QUES. 1.-Please explain Acts 22:16, "Arise, and be baptized, and wash away thy sins, calling on the name of the Lord."
ANS.-Men may and do individually forgive sins. Bodies of men-corporations, nations, etc.-may also forgive an offender through their appointed agents. The Church of God also forgives offending saints in God's behalf; but all forgiveness from men has to do only with time. The Lord Jesus, and He alone, has authority to forgive sins for eternity. He has the right to do this because He has shed His blood for the remission of our sins. His atoning sacrifice on the cross reaches unto all eternity, and alone therefore cleanses from sin unto all eternity. This being so, He baptizes with the Holy Spirit every one whom He has forgiven, because His forgiveness makes that person forever perfect before God. The Holy Spirit is the seal of that perfection.
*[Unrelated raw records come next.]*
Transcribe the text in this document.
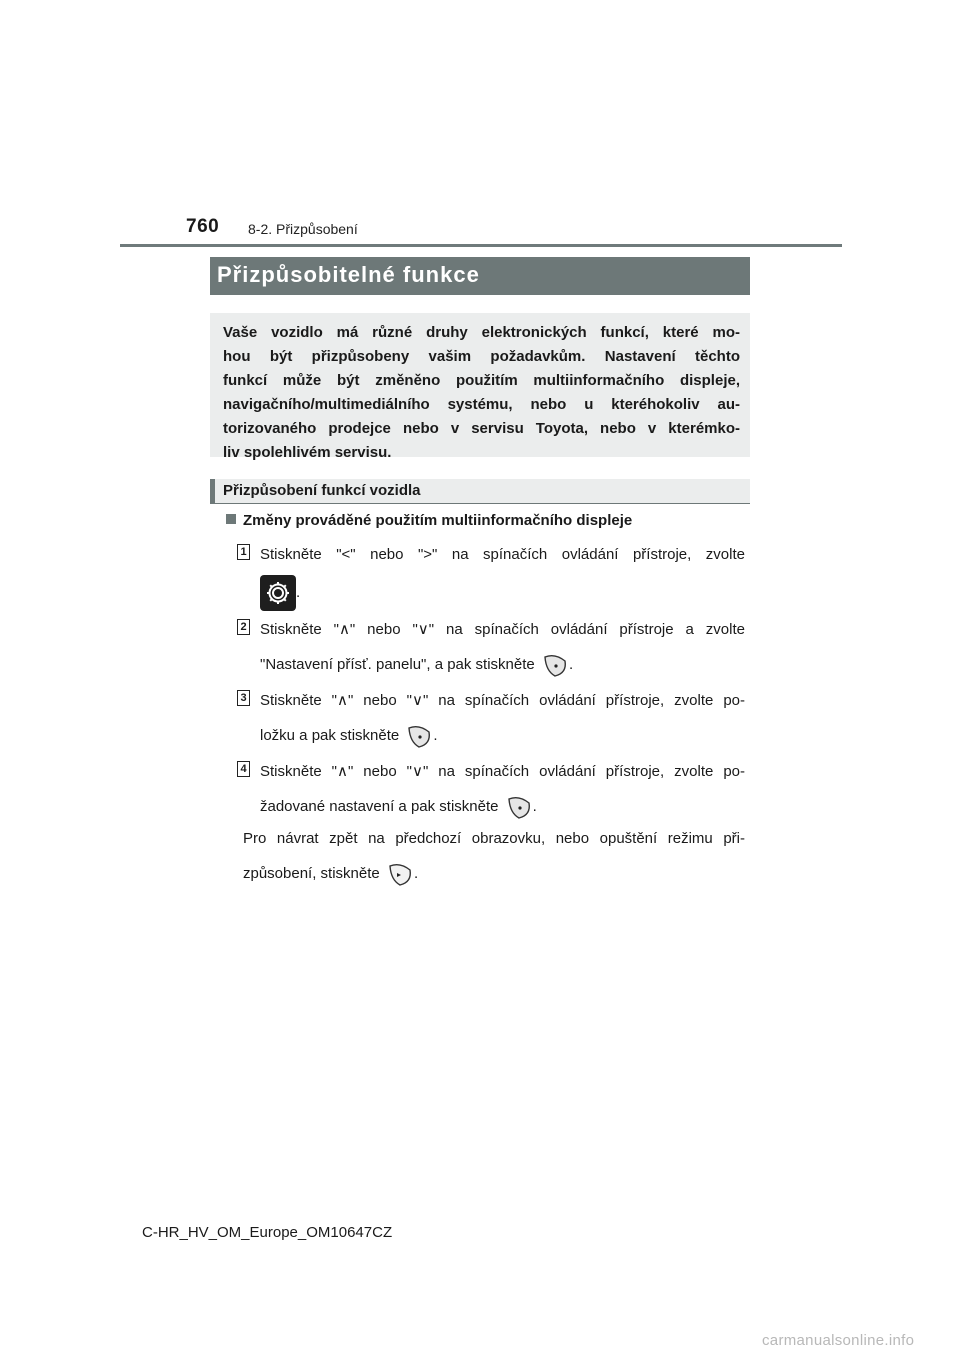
760 8-2. Přizpůsobení
Přizpůsobitelné funkce
Vaše vozidlo má různé druhy elektronických funkcí, které mo-
hou být přizpůsobeny vašim požadavkům. Nastavení těchto
funkcí může být změněno použitím multiinformačního displeje,
navigačního/multimediálního systému, nebo u kteréhokoliv au-
torizovaného prodejce nebo v servisu Toyota, nebo v kterémko-
liv spolehlivém servisu.
Přizpůsobení funkcí vozidla
Změny prováděné použitím multiinformačního displeje
1 Stiskněte "<" nebo ">" na spínačích ovládání přístroje, zvolte
.
2 Stiskněte "∧" nebo "∨" na spínačích ovládání přístroje a zvolte
"Nastavení přísť. panelu", a pak stiskněte .
3 Stiskněte "∧" nebo "∨" na spínačích ovládání přístroje, zvolte po-
ložku a pak stiskněte .
4 Stiskněte "∧" nebo "∨" na spínačích ovládání přístroje, zvolte po-
žadované nastavení a pak stiskněte .
Pro návrat zpět na předchozí obrazovku, nebo opuštění režimu při-
způsobení, stiskněte .
C-HR_HV_OM_Europe_OM10647CZ
carmanualsonline.info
Baptism was a practice of the Jews before Christianity began. It was well understood by them as expressing divine authority. See John 1:19-25. John the Baptist used it as the sign of his authority to call the Jewish nation to repentance, and to announce the arrival of the Messiah. Christ has admitted it into His house as the sign of the authority which He has for what we have said above, and for much more. "Whosoever shall call upon the name of the Lord shall be saved" (Rom. 10:13). Why? Because the Lord has authority and power to save.
The Jewish nation had rejected the authority of Christ over them. They had crucified Him, and Saul of Tarsus was madly pursuing the same course. The Lord, from heaven, had arrested him however. And now shall he resist further, or shall he surrender? Accepting or refusing baptism will determine that. He accepts. He surrenders to Christ. He "calls on the name of the Lord," and thus washes away his sins.
All is simple as possible. It is Christ alone who saves. Baptism is the sign of submission to Him, and had its fullest force in the beginning of Acts, where it is the Jews, who have been in open rebellion, that are in question. Making this rite a means of salvation is pure superstition. Making overmuch of it at all is Jewish. What it expresses is blessed, glorious beyond our fathoming.